Gérard Delcour

Gérard Delcour

Sales of French cosmetic manufacturers continue to rise, driven by a domestic market that has returned to growth in 2010, in particular because ofselective distribution (2.8 billion euros in 2010, i.e. an increase of 1.9 % over 2009 according to NPD) and mass distribution (5 billion euros in 2010, i.e. an increase of 1.5% over 2009 according to Nielsen) and, despite a slight drop in sales from the pharmacies and drugstores circuit (1.54 billion euros, i.e. a drop of -0.87% compared to 2009 according to Nielsen).

But it is mostly thanks to their performance on foreign markets that cosmetic French manufacturers have continued to post remarkable growths in sales, said Gérard Delcour, Chairman of the Board of Directors of the FEBEA, (the French trade association representing manufacturers operating on the Beauty market), at a breakfast organized by the BeautyFULL Club last November 4th, themed on the main growth drivers for the beauty industry.

Indeed, figures provided by the French customs reported a 9.2% increase in French exports of perfumes and cosmetics in 2010 compared to the previous year. Overall French exports of perfumes and cosmetics reached 9.538 billion euros (ex-works before tax prices) in 2010. In this sector, the French trade balance surplus remains high (7.571 billion euros, i.e. an increase of 9.4% over the 2009 surplus.

While most of French exports go to countries of the European Union (53%), the markets where the growth is strongest are Latin America (which is currently only 4% of exports but up 24% in 2010), European countries outside the Union, which grew by 19% in 2010 (and account for 11% of exports, thanks to the weight of Russia) and the Far East, up 19% representing a share 12.8% of total French exports.

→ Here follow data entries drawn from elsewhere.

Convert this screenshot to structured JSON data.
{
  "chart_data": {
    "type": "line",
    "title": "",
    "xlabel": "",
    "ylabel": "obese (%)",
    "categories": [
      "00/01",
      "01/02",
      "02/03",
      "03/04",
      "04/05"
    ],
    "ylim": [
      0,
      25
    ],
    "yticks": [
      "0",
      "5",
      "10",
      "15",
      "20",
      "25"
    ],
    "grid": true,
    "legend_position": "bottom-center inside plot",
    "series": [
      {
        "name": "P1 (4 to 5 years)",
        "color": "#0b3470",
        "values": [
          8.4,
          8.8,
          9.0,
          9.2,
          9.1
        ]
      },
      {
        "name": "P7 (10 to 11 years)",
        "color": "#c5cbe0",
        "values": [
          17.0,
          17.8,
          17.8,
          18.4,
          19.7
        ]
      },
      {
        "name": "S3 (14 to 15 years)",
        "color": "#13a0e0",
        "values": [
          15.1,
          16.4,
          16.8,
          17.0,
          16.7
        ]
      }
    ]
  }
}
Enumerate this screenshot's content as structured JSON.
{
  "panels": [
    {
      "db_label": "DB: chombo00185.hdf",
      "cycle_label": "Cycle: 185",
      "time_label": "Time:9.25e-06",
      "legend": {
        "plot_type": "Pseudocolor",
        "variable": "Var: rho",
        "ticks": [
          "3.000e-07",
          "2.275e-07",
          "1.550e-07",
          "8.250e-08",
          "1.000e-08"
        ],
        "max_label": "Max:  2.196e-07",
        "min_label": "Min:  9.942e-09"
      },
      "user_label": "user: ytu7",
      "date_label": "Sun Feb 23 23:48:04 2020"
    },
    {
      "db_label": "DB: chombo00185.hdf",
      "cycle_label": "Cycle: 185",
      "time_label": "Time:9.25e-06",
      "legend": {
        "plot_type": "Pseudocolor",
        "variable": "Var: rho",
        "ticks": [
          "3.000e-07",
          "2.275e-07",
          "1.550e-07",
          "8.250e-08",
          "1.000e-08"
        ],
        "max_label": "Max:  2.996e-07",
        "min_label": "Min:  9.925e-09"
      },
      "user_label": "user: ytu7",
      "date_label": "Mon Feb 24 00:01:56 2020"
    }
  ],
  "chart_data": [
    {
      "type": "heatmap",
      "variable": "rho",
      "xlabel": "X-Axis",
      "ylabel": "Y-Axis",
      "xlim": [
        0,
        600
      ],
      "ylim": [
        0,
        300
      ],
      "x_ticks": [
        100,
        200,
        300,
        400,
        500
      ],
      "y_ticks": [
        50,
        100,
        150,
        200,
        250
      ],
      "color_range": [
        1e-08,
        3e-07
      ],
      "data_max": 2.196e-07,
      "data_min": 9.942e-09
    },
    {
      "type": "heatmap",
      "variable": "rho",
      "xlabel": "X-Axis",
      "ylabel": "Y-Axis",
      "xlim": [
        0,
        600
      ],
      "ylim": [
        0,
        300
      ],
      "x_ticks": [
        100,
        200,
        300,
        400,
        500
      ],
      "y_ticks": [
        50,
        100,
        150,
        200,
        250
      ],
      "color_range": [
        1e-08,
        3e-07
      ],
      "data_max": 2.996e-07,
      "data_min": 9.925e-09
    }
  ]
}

"If the market still clearly remains an European market, most of the growth come from emerging markets. It is estimated that 60% of the growth in years to come will be fuelled by the BRIC countries", commented Gérard Delcour.

However, behind this BRIC acronym - which means Brazil, Russia, India and China - lie some markets very different from one another. The Russian market is certainly the one who, with its structure, distribution and consumer preferences, is the closest to the French market and more generally the European one.

The Brazilian market however, is characterized by a severe lack of distribution networks, that leading brands (Natura, O Boticario, Avon) try to overcome by resorting to direct sales. "But things are changing, notes Delcour, especially with the arrival of Sephora, who last year took control of Sack’s an online shopping platform and one of the leading distributors of beauty products in Brazil."

India, however, remains primarily a market for toiletries and haircare products (bath and shower, shampoo, etc.) manufactured locally, and where imported high-quality products are only enjoyed by a small elite, particularly because of high custom duties and a very weak distribution network.

As for China, it is obviously a very dynamic market, but exporters of perfumes and cosmetic products are still facing great difficulties to access this market which has set up technical barriers effectively blocking the entry of new products.